As for the awards bling to which the critic Ty Burr refers, I think his is a specious charge. After all, it is the critics such as Ty Burr who make the awards bling so meaningful by their constant measurement of the film’s quality according to their own artificial standard of award-worthiness. Finally, what do these awards really mean but that some studio has successfully lobbied the requisite judges to collect the award for their studio’s entry.

I think that the film is very much about class. Lionel Logue is a commoner, an unlettered (and uncertified) speech therapist (from Australia, mind you) who is hired to work on eliminating the Duke of York’s stammer. The relationship that forms as a result of this work defies class as the future King of England is tutored by this commoner who insists that his work demands that he call the Duke of York (and then the King) by his common name, Bertie.
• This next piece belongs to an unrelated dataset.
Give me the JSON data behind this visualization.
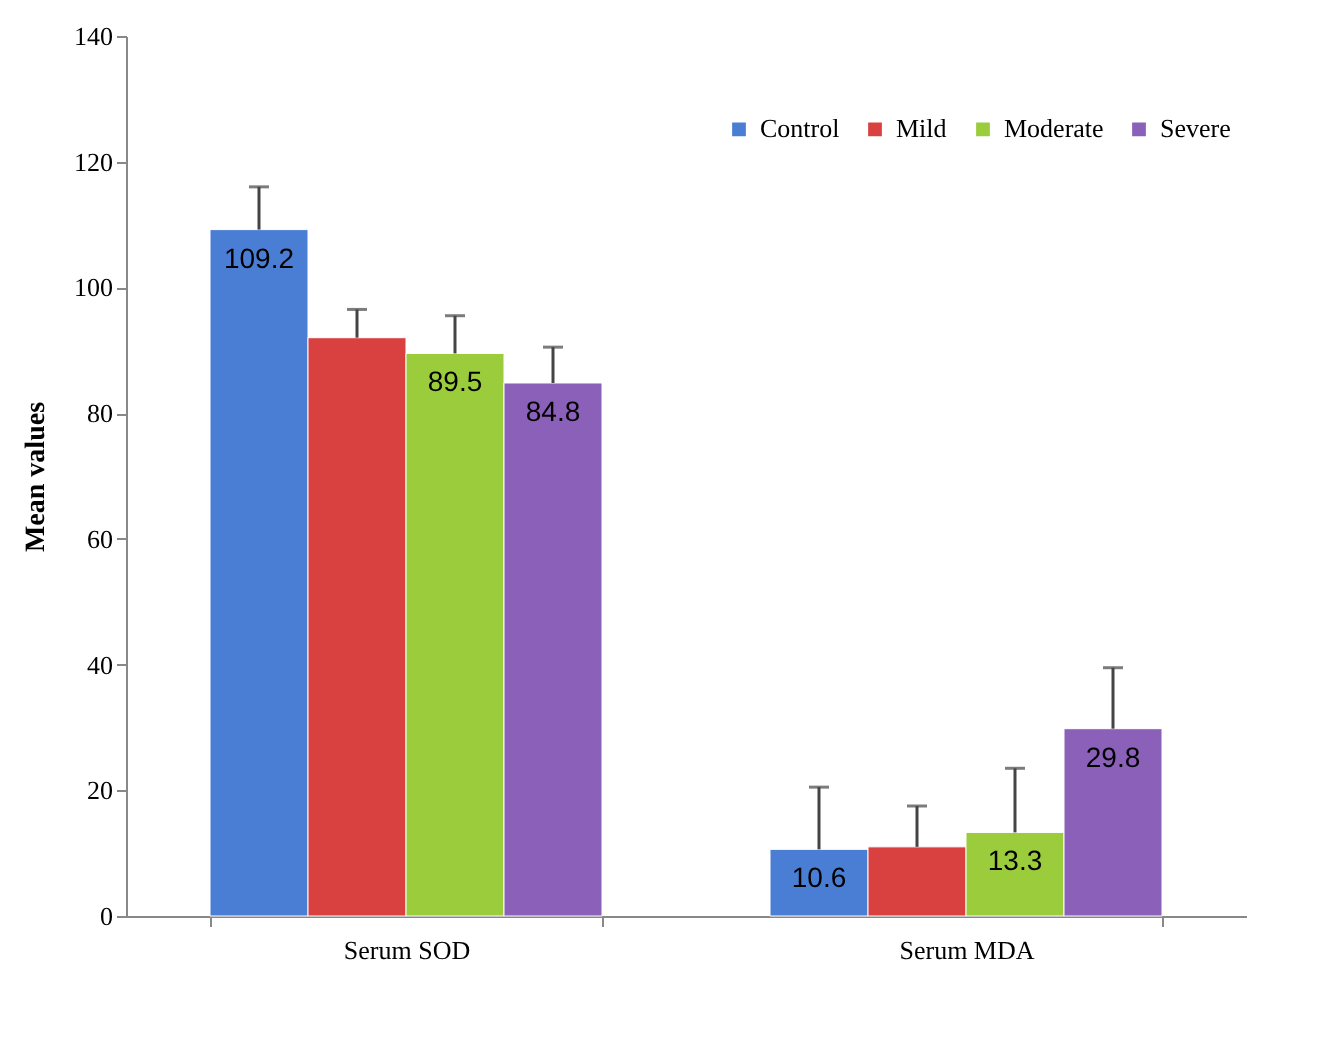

The Duke is tutored daily in an unfurnished basement office: the Duke’s wife and then the Duke himself must first learn how to even operate the elevator! But of all the Duke’s retinue, Lionel Logue honestly cares for the difficulties he faces, and who sympathizes not only with his current plight but the very conditions under which he grew up as son of George V and a member of the royal house. Lionel talks to Bertie as only an intimate friend might talk. Lionel is Bertie’s best friend, and the film will not permit the viewer to forget this for an instant. The King's speech occurs because of the work, effort and affection of Lionel Logue first for the man, the Duke of York, and for the country for which he stands as symbolic leader. The last image of The King’s Speech is not of the king or his speech, but of Lionel Logue, standing proudly alone as the King waves at the thousands before the Palace who had come to hear the king’s speech; the final image of the film is of Lionel Logue, the commoner who made possible the King’s speech. The two remained close friends for the rest of their lives: the king of England and his speech therapist.

This is also a film about speech. This film insists that speech matters—this in an era where our politicians carelessly throw about words and abuse grammar in the practice of some roguish demagoguery that does not mean to communicate ideas but only to arouse ignoble emotions. The film suggests that speech expresses character, and the ability of King George VI to inspire the English at their moment of great fear at the outset of World War II resulted from his ability to speak the speech trippingly on the tongue., without flair or excessive drama. In this era of meaningless, manufactured, trifling sound-bites, the film says that speech has the power to achieve good, inspire strength and lend support to the fearful, and the film suggests as well that speech has the power for great evil. Newsreel footage of Adolf Hitler’s unstammered speech to the German people stands in stark contrast to George VI’s reserved and tutored speech to his citizens. Hitler rants, but the king’s speech is quietly spoken and read from a carefully prepared and marked up text. Hitler screams alone, but the film’s cuttings between the King and Lionel during the king’s speech to the nation declare that it is both men who speak: the King’s speech is also Lionel’s speech.

Perhaps speech always has mattered, but today, what with text messaging and Facebook obsessions, I wonder to what extent we pay attention to speech.

And so this is a film about politics, this nation’s politics, and compared to the motives of Lionel Logue and King George VI, we pale in character. We lack the character embodied in these two men. We listen to few who speak as they do. We have not the courage.

I think this film is not about the monarchy, but it is about royalty—royalty of character and personal stature.